Il fallait encore que la décision de rejeter ce projet de licence soit entérinée par le CA de l’université dans lequel je siégeais aussi. J’ai pris contact avec l’ancien président géologue et nous avons décidé ensemble de faire casser le vote négatif sur mon projet par le CA de la Fac des Sciences par celui de l’université (cela ne s’était jamais fait, mais de temps en temps il faut innover !). Pour cela nous avons rédigé une pétition que nous avons fait signer par les étudiants et par une partie des enseignants que j’ai ensuite transmise au président de l’université avec qui, bien que chimiste, j’avais de bonnes relations. Pour conforter encore plus ma démarche, j’ai rencontré la plupart des membres du CA pour leur expliquer la situation. Lors de la réunion du CA le professeur de chimie (qui était contre) a mis au voix le rejet de mon projet, j’ai demandé la parole pour présenter ce projet et j’ai demandé un vote à main levée et le chimiste fut très surpris devant la foison de main levée en faveur de mon projet.  Ridiculisé devant tout le conseil, à la sortie il m’a coincé, en me disant : « tu vas le payer très cher », n’étant qu’un misérable Maître de Conférences (merde de chien, comme disait un collègue biologiste), je venais de saboter ma carrière.

Une fois le dossier déposé, notre projet a intéressé l’un des experts du ministère qui nous a convoqué à Paris afin de défendre cette demande. Une délégation composée d’un jeune chimiste (il y en avait quand même des bons) favorable au projet, d’un collègue biologiste d’avis un peu mitigé et de moi-même s’est rendue au ministère rencontrer le conseiller qui fut très intéressé et favorable au projet. Á la suite de cette entrevue, l’habilitation  nous a été accordée pour la rentrée suivante.
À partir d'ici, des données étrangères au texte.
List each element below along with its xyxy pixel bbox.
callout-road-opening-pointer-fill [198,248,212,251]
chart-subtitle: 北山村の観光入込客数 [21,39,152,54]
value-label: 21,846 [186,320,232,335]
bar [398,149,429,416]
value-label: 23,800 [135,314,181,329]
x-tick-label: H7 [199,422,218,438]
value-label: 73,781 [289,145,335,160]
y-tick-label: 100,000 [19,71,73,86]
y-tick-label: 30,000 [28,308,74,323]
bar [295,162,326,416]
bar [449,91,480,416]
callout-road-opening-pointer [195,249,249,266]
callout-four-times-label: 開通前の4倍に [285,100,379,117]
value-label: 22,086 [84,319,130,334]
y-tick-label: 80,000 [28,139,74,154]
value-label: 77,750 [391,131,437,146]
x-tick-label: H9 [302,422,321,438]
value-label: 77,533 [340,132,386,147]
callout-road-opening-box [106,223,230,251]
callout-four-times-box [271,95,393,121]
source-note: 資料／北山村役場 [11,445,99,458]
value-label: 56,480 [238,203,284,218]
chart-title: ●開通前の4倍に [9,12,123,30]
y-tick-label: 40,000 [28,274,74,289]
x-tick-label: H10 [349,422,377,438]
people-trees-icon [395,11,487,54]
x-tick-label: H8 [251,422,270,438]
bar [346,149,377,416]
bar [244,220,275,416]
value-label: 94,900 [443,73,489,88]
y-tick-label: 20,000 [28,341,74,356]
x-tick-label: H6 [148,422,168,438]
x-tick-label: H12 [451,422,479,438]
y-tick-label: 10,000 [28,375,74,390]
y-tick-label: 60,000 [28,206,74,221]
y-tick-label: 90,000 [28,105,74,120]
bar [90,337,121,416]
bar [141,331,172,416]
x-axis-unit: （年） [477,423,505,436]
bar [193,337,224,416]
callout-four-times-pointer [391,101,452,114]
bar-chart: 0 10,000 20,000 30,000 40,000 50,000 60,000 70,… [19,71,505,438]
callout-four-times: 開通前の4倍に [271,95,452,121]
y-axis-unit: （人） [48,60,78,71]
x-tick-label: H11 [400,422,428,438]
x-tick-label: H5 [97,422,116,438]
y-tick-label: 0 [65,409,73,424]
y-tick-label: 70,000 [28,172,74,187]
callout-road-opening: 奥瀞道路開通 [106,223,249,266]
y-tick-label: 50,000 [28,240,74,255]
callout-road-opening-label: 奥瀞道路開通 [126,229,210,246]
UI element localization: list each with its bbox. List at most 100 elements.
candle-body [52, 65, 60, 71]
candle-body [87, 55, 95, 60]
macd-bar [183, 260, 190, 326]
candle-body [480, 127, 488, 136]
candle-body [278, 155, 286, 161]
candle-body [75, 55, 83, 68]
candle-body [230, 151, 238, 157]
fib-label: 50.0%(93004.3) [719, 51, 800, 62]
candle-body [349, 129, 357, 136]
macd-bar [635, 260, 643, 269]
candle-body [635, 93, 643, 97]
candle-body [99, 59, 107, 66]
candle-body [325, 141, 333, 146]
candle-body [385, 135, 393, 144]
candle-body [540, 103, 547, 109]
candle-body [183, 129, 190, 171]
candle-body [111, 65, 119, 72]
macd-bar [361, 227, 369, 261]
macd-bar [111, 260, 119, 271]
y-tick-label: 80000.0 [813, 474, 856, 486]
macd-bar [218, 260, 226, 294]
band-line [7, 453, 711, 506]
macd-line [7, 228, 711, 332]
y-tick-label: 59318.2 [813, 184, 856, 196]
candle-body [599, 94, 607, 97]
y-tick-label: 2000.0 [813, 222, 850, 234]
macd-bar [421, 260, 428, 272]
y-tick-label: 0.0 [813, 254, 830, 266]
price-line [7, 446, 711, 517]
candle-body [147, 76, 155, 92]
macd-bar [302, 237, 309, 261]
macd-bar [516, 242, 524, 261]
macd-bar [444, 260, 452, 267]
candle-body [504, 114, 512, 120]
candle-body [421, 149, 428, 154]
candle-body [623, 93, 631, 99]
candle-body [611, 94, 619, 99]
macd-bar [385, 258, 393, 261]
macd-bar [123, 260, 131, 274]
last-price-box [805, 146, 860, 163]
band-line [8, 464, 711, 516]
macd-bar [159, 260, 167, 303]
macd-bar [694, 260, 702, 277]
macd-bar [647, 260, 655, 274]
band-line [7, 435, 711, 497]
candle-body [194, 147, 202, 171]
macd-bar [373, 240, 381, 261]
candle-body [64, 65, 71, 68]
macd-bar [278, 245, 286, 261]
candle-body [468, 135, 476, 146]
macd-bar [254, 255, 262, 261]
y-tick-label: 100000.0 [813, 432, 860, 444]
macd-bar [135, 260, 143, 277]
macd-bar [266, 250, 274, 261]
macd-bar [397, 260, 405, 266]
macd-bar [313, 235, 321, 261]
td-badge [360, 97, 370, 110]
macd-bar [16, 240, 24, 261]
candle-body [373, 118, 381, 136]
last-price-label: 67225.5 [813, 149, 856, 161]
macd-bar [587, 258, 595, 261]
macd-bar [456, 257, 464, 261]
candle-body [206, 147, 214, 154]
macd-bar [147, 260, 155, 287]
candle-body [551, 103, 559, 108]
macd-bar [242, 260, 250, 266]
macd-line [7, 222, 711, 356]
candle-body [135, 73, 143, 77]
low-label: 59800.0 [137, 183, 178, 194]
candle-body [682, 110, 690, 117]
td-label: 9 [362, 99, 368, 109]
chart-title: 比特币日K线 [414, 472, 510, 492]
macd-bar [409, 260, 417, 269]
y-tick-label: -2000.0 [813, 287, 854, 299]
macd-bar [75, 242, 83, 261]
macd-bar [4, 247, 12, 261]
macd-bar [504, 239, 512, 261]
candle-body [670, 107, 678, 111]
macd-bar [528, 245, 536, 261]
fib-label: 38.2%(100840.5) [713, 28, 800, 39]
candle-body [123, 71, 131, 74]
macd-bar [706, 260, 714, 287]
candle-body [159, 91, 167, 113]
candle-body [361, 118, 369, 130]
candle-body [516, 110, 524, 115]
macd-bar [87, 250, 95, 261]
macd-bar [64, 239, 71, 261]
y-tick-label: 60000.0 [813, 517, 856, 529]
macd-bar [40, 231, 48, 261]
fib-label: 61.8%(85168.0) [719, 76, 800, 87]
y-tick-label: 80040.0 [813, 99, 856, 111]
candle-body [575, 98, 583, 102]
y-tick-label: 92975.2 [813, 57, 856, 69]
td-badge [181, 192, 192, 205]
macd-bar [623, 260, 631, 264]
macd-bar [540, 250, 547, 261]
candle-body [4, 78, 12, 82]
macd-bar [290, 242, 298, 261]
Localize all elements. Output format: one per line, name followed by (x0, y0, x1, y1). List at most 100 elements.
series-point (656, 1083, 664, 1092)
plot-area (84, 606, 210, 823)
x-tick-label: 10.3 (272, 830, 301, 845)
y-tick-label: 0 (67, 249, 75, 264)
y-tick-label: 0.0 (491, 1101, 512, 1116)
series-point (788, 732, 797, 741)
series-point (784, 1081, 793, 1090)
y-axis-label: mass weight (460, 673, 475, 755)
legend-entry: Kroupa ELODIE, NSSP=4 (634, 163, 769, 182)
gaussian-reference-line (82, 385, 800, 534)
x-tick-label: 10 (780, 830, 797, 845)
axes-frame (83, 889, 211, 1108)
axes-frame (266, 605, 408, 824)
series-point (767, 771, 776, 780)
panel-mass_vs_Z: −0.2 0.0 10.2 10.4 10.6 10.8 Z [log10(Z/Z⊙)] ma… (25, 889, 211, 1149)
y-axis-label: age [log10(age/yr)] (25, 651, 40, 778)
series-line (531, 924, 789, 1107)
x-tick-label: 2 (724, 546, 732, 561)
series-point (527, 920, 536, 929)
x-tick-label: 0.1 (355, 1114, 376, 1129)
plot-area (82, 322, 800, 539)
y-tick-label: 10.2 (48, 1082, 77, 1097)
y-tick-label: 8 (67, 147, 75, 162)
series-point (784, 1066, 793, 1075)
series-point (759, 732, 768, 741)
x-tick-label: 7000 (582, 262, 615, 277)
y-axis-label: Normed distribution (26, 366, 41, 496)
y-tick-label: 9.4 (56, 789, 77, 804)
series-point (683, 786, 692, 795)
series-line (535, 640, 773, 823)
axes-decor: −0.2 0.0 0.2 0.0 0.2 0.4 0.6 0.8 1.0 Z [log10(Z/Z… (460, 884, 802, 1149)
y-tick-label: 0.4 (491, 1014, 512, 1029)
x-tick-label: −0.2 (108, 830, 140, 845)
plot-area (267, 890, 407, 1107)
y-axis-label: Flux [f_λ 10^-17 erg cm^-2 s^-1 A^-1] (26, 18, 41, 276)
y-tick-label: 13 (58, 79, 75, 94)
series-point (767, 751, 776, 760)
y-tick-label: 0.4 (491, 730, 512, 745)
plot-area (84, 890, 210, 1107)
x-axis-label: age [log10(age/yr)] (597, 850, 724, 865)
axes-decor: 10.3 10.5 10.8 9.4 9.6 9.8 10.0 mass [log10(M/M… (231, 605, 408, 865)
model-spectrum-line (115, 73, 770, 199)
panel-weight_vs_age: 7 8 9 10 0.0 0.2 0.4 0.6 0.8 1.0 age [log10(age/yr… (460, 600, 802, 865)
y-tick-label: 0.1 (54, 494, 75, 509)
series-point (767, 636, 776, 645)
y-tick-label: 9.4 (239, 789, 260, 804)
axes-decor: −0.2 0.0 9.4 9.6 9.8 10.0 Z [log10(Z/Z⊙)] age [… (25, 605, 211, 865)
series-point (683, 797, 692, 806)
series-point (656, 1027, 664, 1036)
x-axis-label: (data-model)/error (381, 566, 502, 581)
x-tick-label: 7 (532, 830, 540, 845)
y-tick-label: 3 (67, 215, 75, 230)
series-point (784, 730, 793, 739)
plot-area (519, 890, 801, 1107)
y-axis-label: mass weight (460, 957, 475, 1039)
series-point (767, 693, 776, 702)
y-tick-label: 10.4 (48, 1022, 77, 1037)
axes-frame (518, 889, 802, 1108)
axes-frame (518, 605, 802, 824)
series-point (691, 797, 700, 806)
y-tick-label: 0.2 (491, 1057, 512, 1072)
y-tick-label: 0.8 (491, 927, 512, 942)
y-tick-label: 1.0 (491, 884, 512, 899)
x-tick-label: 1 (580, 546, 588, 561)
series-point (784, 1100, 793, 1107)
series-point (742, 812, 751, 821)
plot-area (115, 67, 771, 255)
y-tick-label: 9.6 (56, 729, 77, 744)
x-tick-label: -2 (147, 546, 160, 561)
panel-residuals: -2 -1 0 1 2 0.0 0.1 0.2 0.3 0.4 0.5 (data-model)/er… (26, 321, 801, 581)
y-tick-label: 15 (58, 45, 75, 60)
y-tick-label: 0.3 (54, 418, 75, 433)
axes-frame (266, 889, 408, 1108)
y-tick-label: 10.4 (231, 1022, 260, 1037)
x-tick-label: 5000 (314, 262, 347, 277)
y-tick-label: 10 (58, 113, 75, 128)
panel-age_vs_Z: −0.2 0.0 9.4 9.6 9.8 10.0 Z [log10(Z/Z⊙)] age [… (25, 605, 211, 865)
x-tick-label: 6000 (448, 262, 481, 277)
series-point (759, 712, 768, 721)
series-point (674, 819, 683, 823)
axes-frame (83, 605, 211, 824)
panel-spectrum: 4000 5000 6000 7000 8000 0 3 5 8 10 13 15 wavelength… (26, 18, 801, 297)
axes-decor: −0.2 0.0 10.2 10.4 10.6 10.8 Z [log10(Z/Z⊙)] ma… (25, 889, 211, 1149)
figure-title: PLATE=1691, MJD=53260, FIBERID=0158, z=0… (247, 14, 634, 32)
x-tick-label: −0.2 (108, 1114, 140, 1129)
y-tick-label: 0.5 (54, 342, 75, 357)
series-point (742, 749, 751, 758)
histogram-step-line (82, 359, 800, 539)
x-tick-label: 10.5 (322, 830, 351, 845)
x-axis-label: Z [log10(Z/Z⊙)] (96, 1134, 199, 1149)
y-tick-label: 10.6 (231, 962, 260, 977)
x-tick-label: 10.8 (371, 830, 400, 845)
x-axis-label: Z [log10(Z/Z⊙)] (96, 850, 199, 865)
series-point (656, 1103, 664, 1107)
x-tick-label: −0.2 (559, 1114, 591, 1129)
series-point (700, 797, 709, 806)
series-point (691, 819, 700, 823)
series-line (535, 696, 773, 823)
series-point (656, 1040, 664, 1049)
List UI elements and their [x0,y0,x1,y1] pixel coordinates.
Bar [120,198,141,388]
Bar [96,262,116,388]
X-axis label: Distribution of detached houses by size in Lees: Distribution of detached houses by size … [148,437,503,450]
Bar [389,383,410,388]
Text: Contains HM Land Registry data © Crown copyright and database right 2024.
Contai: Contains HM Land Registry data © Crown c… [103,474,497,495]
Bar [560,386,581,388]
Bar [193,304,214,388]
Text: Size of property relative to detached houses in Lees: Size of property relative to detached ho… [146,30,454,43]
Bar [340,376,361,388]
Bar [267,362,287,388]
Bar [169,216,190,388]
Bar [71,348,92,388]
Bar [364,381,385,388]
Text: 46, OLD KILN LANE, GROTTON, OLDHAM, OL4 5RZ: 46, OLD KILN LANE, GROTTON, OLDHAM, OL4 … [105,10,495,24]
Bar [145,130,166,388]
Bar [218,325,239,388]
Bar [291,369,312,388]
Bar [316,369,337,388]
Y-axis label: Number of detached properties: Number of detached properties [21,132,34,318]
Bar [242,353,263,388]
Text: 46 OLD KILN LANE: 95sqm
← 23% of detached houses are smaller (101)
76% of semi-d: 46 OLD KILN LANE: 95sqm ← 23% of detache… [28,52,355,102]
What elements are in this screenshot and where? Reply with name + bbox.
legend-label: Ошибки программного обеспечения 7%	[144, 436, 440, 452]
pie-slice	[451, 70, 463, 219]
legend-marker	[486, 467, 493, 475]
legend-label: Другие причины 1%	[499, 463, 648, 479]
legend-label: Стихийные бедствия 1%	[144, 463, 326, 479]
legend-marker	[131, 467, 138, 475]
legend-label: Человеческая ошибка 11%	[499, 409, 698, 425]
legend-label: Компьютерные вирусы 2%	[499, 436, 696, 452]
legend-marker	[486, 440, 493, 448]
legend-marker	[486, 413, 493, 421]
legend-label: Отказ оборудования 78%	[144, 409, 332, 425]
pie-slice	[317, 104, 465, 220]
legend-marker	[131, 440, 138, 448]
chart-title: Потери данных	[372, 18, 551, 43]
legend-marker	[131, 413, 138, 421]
Ce fut un succès auprès des étudiants et sur cette lancée l’année suivante nous avons préparé un nouveau dossier cette fois de maîtrise et là encore une convocation de l’expert pendant les vacances de Pâques, seul présent et disponible, je me suis rendu à cette convocation. Mais à la gare je suis tombé sur le vice-président de l’Université qui alors que je l’informais de mon déplacement m’a fait un caca nerveux en ma précisant que je n’étant pas missionné par la présidence, j’allais me faire taper sur les doigts.

Heureusement, l’expert enthousiaste non seulement valida mon dossier de maîtrise mais me proposa même  de monter pour l’année suivante un DESS. Cette fois je ne l’ai pas suivi, avec la mise en place de deux années supplémentaires en deux ans nous avions mes collègues et moi-même suffisamment de travail. Au lieu de me faire engueuler le président m’a félicité ! Nous avions maintenant un bac plus quatre à offrir à nos étudiants, à quand le bac plus 5 puis pourquoi pas la thèse, le bac plus huit. Nous arrivions déjà en inscrivant les étudiants dans d’autres universités à servir de laboratoire d’accueil pour des étudiants en DEA ou en thèse mais c’était sans intérêt pour notre université comme le nouveau président me le faisait souvent remarquer. Heureusement la mise en place du LMD a permis d’améliorer encore notre offre de formation. Cette fois avec les deux années de master nous passions à bac plus cinq puis à bac plus huit avec le doctorat; pour la première fois, l’université du Maine allait pouvoir jouer totalement son rôle d’université de proximité du moins pour la biologie en permettant à l’étudiant d’y faire une scolarité complète.